Mikka Hansen

Personal information
- Full name: Mikka Kirsten Hansen
- Date of birth: 11 November 1975 (age 50)
- Place of birth: San Jose, California, U.S.
- Height: 5 ft 5 in (1.65 m)
- Position: Forward

College career
- Years: Team / Apps / (Gls)
- 1993–1996: Santa Clara Broncos

Senior career*
- Years: Team / Apps / (Gls)
- 1996–1998: Denver Diamonds
- 1999: FB
- 1999–2000: Fortuna Hjørring
- 2001–2002: Carolina Courage / 19 / (1)

International career^{‡}
- 1999: Denmark / 12 / (0)

= Mikka Hansen =

Danish footballer (born 1975)

Mikka Kirsten Hansen (born 11 November 1975) is a Danish international footballer who played as a forward for the Denmark national team. She was part of the team at the 1999 FIFA World Cup.

==Club career==
Hansen played for the USL W-League club Denver Diamonds, where she was the league's top assist provider in 1996 and second top goal scorer in 1998. In January 1999, she moved to Denmark to play for Frederiksberg Boldklub on a semi-professional basis. In summer 1999, after playing in the FIFA World Cup, Hansen signed a one-and-a-half-year contract with Fortuna Hjørring. By May 2000, Hansen had grown weary of football and had started competing as an elite cyclist instead.

Women's United Soccer Association (WUSA), the first official professional women's soccer league in the United States, began in 2001. Hansen was a ninth-round draft pick (70th overall in the global draft) by the Carolina Courage.
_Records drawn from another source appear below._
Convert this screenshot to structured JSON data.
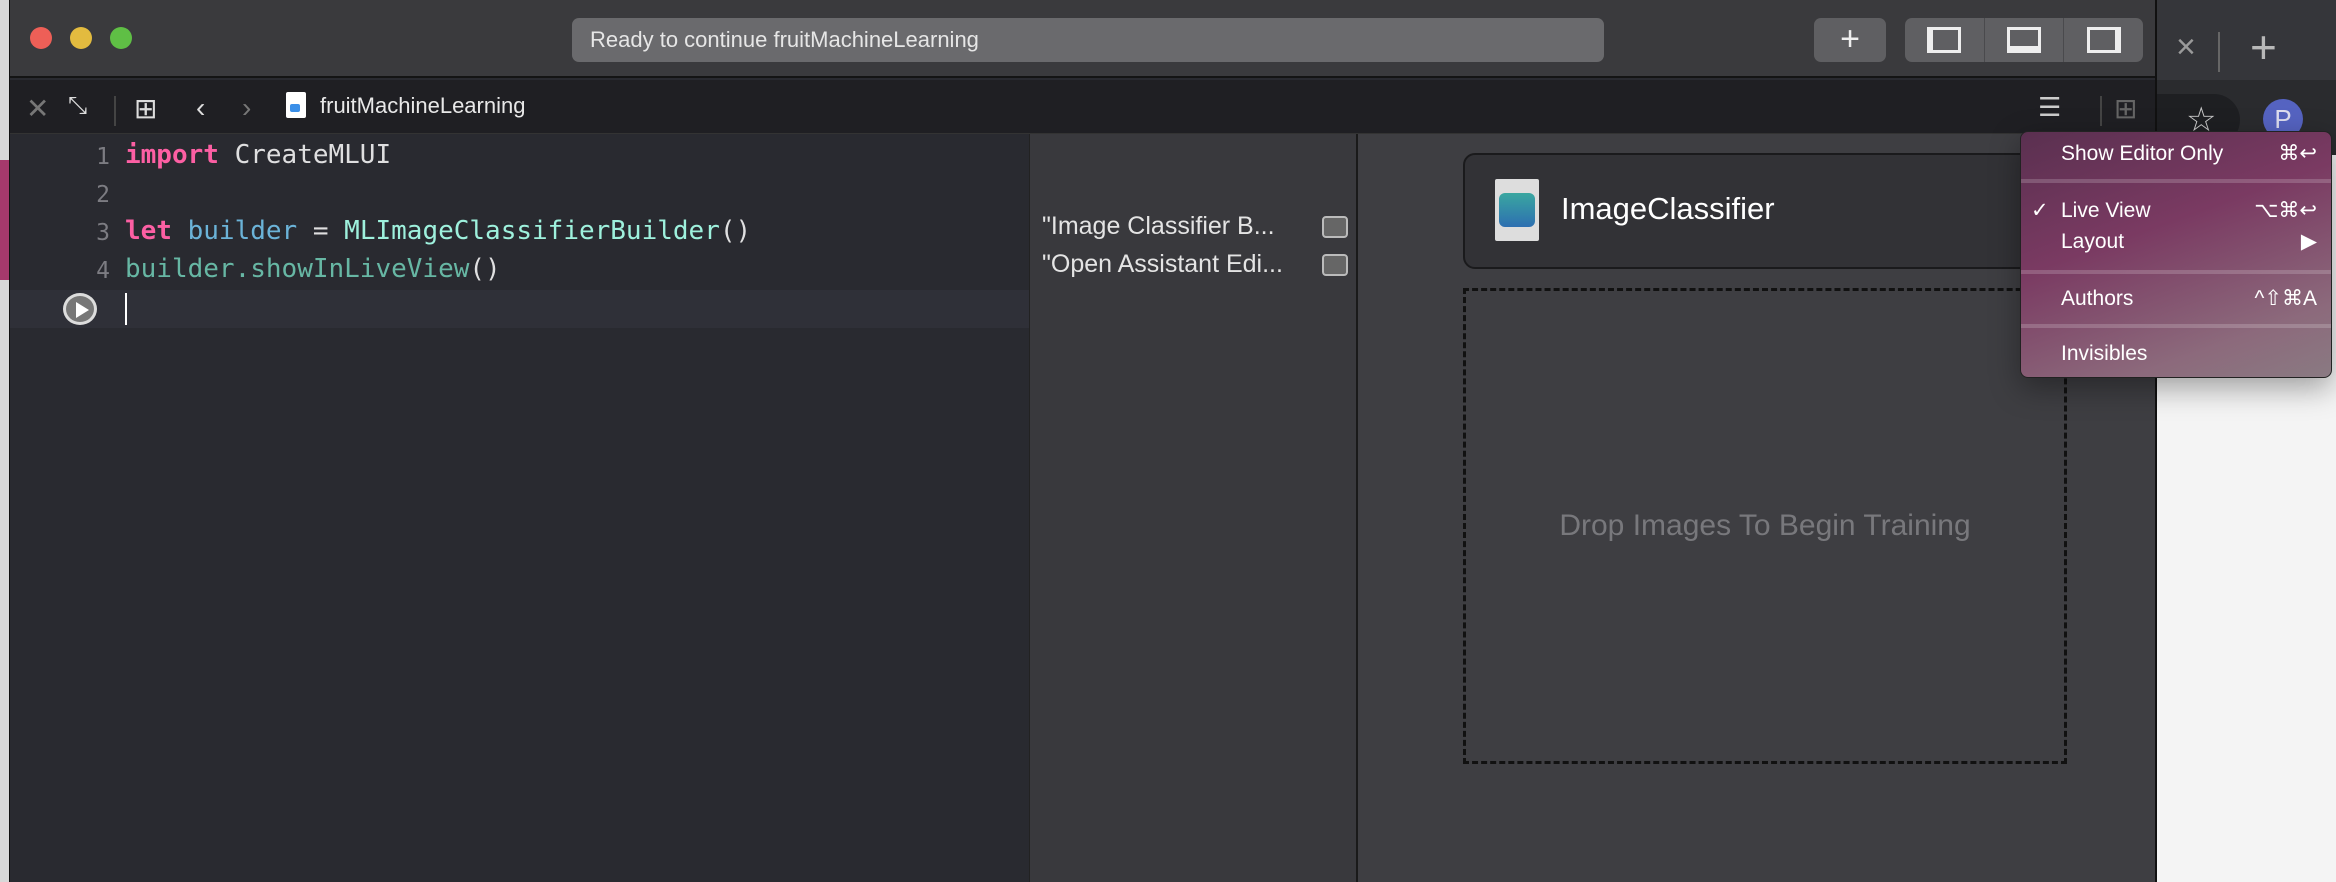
{
  "window": {
    "status": "Ready to continue fruitMachineLearning",
    "add_label": "+"
  },
  "tabbar": {
    "filename": "fruitMachineLearning"
  },
  "editor": {
    "line_numbers": [
      "1",
      "2",
      "3",
      "4"
    ],
    "lines": [
      [
        {
          "t": "import",
          "c": "kw"
        },
        {
          "t": " CreateMLUI",
          "c": ""
        }
      ],
      [],
      [
        {
          "t": "let",
          "c": "kw"
        },
        {
          "t": " ",
          "c": ""
        },
        {
          "t": "builder",
          "c": "var"
        },
        {
          "t": " = ",
          "c": ""
        },
        {
          "t": "MLImageClassifierBuilder",
          "c": "ty"
        },
        {
          "t": "()",
          "c": ""
        }
      ],
      [
        {
          "t": "builder.",
          "c": "fn"
        },
        {
          "t": "showInLiveView",
          "c": "fn"
        },
        {
          "t": "()",
          "c": ""
        }
      ]
    ]
  },
  "results": [
    "\"Image Classifier B...",
    "\"Open Assistant Edi..."
  ],
  "live_view": {
    "title": "ImageClassifier",
    "drop_text": "Drop Images To Begin Training"
  },
  "menu": {
    "items": [
      {
        "label": "Show Editor Only",
        "shortcut": "⌘↩",
        "checked": false
      },
      {
        "label": "Live View",
        "shortcut": "⌥⌘↩",
        "checked": true
      },
      {
        "label": "Layout",
        "shortcut": "▶",
        "checked": false
      },
      {
        "label": "Authors",
        "shortcut": "^⇧⌘A",
        "checked": false
      },
      {
        "label": "Invisibles",
        "shortcut": "",
        "checked": false
      }
    ],
    "check": "✓"
  },
  "browser": {
    "avatar": "P",
    "close": "×",
    "plus": "+",
    "star": "☆"
  },
  "colors": {
    "keyword": "#fc5fa3",
    "type": "#9ef1dd",
    "variable": "#6bb3d8",
    "method": "#67b7a4",
    "menu": "#7a3a62"
  }
}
In 2001 Hansen started seven of her 19 regular season appearances, scoring once. She was released by the team in January 2002.

==International career==
Hansen was briefly part of the United States national under-20 team, but decided to play for Denmark at senior level. She won her first cap in a 1–1 draw with Australia at the 1999 Algarve Cup on March 14, 1999. Deployed on the left wing by Denmark, Hansen won a total of 12 caps, all in 1999, including a 3–0 1999 FIFA World Cup Group A defeat by the United States at Giants Stadium on June 19, 1999.